Era necesario seguir adelante.

Robi se dio la vuelta. Todos los harapientos estaban a salvo en la garganta. Yorsh y los demás cerraban la fila de héroes involuntarios, que ahora resaltaba contra el río color plata, y el dragón obstaculizaba el paso a la garganta. ¿Hasta cuándo? En el momento en que se moviera, la caballería los atacaría y los tendrían a todos encima. La caballería estaba descansada. En cambio ellos se habían puesto en marcha por la mañana. Algunos estaban comenzando a tirarse al suelo del cansancio. Ya no había ninguna historia que pudiera darles la fuerza para caminar. Los niños más pequeños lloriqueaban por el frío y el hambre. Mancha parecía ya no dar más. Rayo también se había detenido.

El dragón levantó el vuelo.

Sus alas se abrieron. Las magníficas espirales verdes se dibujaron bajo la luz de la luna.

Era magnífico.

Magnífico.

Magnífico.

Magnífico.

Magnífico.

Levantó el vuelo en medio de una lluvia de flechas, e incluso bajo la luz tenue de la noche, Robi pudo distinguir las estelas rojas de la sangre que chorreaba de las heridas que se abrían, una tras otra, en las escamas delgadas de su pecho. Como en un sueño, Robi escuchó el largo «Nooooooooo» de Yorsh perderse en la oscuridad como una súplica inútil. Una última llamarada rasgó la noche, iluminándola definitivamente. Los robles fueron cubiertos por una oleada de fuego mortífero y, aunque estaban empapados, se quemaron. Las raíces carbonizadas se hicieron pedazos y dejaron de sujetar los bloques de granito, que comenzaron a rodar hacia abajo arrastrando el barro junto con lo que quedaba de los troncos aún en llamas. El dragón golpeó con todo su peso los últimos bloques que sostenían todo ese lado de la colina, y para hacerlo tuvo que permanecer en el aire con el pecho hacia los atacantes, recibiendo unas flechas más, y luego otras y luego otras más.

Se formó una masa inmensa de tierra, piedras y hielo, que con un bramido espantoso se hundió en las profundidades de la garganta, cerrándola.

Había bloques de piedras y barro, y más bloques de piedra y barro, y todavía más bloques de piedra y barro y árboles despedazados.

Todo el flanco de la montaña había caído y había cerrado la garganta de Arstrid para siempre.

Erbrow batió sus alas por última vez, luego descendió y desapareció para siempre al otro lado de la infranqueable pared de tierra, piedras, barro y árboles despedazados que ahora los protegía.

Robi cerró los ojos.

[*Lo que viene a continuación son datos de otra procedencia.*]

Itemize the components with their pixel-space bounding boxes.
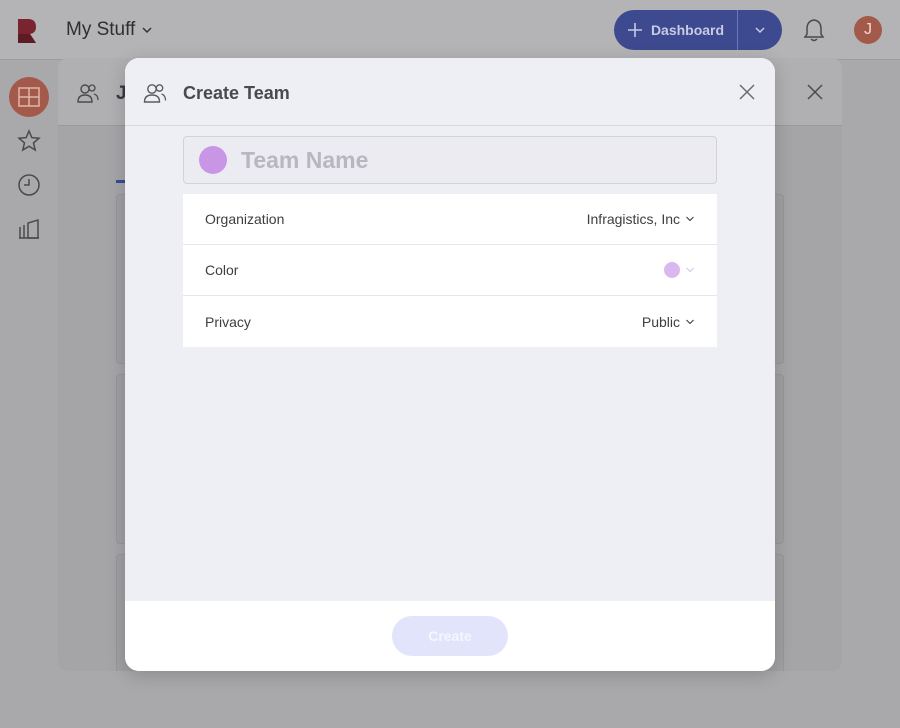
dialog-header: Create Team <box>125 58 775 126</box>
organization-value: Infragistics, Inc <box>586 211 680 227</box>
privacy-label: Privacy <box>205 313 251 330</box>
privacy-value: Public <box>641 313 680 330</box>
chevron-down-icon <box>755 27 765 34</box>
rail-item-dashboards[interactable] <box>9 77 49 117</box>
workspace-selector[interactable]: My Stuff <box>66 19 153 41</box>
color-label: Color <box>205 262 239 278</box>
privacy-row[interactable]: Privacy Public <box>183 296 717 347</box>
create-team-dialog: Create Team Organization Infragistics, I… <box>125 58 775 671</box>
star-icon[interactable] <box>17 129 41 153</box>
dialog-footer: Create <box>125 601 775 671</box>
library-icon[interactable] <box>17 217 41 241</box>
team-name-field <box>183 136 717 184</box>
team-name-input[interactable] <box>241 146 681 174</box>
dashboard-grid-icon <box>18 87 40 107</box>
color-dropdown[interactable] <box>664 262 695 278</box>
dialog-title: Create Team <box>183 83 290 103</box>
clock-icon[interactable] <box>17 173 41 197</box>
dashboard-split-button: Dashboard <box>614 10 782 50</box>
team-icon <box>77 84 99 103</box>
close-icon[interactable] <box>806 83 824 101</box>
organization-row[interactable]: Organization Infragistics, Inc <box>183 194 717 245</box>
new-dashboard-button[interactable]: Dashboard <box>614 10 738 50</box>
top-bar: My Stuff Dashboard J <box>0 0 900 60</box>
dashboard-dropdown-button[interactable] <box>738 10 782 50</box>
notifications-bell-icon[interactable] <box>803 18 825 42</box>
chevron-down-icon <box>686 216 694 222</box>
team-settings-list: Organization Infragistics, Inc Color Pri… <box>183 194 717 347</box>
dashboard-button-label: Dashboard <box>650 22 725 38</box>
organization-label: Organization <box>205 211 285 227</box>
app-logo-icon[interactable] <box>14 17 38 45</box>
chevron-down-icon <box>686 319 694 324</box>
color-swatch <box>664 262 680 278</box>
color-row[interactable]: Color <box>183 245 717 296</box>
close-icon[interactable] <box>738 83 756 101</box>
privacy-dropdown[interactable]: Public <box>642 314 695 330</box>
team-icon <box>143 84 167 103</box>
organization-dropdown[interactable]: Infragistics, Inc <box>587 211 695 227</box>
workspace-label: My Stuff <box>66 19 136 40</box>
plus-icon <box>627 23 642 37</box>
chevron-down-icon <box>686 267 694 273</box>
create-button[interactable]: Create <box>392 616 508 656</box>
team-color-dot <box>199 146 227 174</box>
user-avatar[interactable]: J <box>854 16 882 44</box>
chevron-down-icon <box>142 27 152 33</box>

Todo se volvió azul, las figuras de todos ellos se dibujaban contra el mar centelleante.

¿Cómo no se había dado cuenta antes? No había verde por ningún lado.

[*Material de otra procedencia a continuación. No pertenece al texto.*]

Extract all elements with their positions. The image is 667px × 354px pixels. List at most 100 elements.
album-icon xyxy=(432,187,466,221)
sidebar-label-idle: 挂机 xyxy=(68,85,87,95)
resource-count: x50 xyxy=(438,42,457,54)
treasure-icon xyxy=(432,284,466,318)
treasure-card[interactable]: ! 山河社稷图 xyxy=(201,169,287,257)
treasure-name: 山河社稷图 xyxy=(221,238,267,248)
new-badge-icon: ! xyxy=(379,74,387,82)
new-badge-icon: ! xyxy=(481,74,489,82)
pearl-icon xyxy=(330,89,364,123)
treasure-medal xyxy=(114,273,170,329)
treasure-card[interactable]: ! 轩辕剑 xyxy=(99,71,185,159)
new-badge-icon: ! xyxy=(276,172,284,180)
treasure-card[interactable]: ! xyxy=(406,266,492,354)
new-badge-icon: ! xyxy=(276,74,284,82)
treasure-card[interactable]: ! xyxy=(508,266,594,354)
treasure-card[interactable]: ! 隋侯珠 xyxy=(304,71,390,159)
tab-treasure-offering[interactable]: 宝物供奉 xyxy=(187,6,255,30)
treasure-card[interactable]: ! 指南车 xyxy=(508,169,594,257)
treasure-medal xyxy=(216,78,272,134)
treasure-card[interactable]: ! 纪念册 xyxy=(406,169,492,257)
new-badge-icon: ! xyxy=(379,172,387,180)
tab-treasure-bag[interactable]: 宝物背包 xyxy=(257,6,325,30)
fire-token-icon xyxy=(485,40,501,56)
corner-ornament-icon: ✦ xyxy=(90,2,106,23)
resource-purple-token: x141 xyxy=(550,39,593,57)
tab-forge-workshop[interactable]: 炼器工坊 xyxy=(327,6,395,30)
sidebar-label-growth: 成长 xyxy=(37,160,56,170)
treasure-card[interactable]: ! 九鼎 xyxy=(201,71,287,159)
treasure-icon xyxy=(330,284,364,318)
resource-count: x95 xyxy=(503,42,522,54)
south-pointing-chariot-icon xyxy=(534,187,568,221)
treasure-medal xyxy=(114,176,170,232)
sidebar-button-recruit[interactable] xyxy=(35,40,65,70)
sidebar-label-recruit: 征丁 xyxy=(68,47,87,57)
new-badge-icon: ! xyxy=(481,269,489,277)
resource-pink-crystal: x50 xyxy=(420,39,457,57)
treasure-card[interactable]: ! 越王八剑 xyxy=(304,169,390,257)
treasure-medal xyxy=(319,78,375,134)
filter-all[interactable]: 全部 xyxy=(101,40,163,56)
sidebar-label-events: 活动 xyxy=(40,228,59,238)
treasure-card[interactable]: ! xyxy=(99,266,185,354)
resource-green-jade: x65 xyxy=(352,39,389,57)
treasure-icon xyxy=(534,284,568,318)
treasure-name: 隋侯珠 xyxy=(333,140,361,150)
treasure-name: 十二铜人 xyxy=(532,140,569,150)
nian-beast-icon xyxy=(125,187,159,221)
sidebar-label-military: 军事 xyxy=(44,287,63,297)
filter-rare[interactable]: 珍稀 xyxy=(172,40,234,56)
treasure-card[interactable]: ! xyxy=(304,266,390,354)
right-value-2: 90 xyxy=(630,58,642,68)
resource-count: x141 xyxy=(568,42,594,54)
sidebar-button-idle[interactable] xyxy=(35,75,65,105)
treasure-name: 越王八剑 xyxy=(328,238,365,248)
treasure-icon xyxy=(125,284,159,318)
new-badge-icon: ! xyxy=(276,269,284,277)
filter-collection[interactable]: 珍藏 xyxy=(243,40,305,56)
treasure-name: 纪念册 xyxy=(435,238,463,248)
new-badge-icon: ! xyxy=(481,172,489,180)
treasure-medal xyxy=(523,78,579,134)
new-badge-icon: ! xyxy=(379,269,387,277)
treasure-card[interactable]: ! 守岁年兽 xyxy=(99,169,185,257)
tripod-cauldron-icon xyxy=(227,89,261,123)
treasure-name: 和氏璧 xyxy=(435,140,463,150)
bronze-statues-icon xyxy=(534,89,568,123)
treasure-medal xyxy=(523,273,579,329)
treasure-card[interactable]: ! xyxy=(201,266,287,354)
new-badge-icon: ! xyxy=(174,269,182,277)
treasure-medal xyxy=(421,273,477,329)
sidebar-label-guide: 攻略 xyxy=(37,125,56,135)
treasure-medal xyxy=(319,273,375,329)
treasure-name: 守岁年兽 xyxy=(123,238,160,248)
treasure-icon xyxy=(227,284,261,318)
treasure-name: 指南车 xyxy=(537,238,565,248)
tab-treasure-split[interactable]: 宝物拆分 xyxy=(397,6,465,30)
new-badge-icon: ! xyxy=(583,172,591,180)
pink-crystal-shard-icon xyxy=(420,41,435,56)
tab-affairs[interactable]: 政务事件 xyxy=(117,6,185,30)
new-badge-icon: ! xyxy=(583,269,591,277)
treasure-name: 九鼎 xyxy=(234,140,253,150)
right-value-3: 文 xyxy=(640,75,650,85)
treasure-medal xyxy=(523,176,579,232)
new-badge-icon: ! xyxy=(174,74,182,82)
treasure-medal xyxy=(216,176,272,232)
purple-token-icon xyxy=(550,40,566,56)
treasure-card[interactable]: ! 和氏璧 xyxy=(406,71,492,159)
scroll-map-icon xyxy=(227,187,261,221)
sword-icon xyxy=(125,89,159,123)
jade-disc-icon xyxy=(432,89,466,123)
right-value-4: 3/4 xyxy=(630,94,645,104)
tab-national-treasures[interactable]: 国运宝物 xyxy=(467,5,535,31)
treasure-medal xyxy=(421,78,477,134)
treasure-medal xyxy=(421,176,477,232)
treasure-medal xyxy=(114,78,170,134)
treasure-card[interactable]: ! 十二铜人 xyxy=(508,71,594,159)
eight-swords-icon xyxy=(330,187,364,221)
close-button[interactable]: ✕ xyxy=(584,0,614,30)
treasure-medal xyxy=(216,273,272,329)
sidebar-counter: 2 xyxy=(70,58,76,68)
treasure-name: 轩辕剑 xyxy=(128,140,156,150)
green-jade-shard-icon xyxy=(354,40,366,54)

En su visión nunca había estado el dragón.

Todos ellos se habían salvado porque el dragón había muerto por ellos.

Apenas hacía medio día que conocía al dragón. Había intercambiado con él sólo unas pocas palabras hurañas, pero sin él su sueño de ser libres habría sido una locura.

Desde hacía dos años, la imagen de sus grandes alas verdes consolaba su desesperación.

Robi estalló en un largo llanto que se unió al lamento de Yorsh.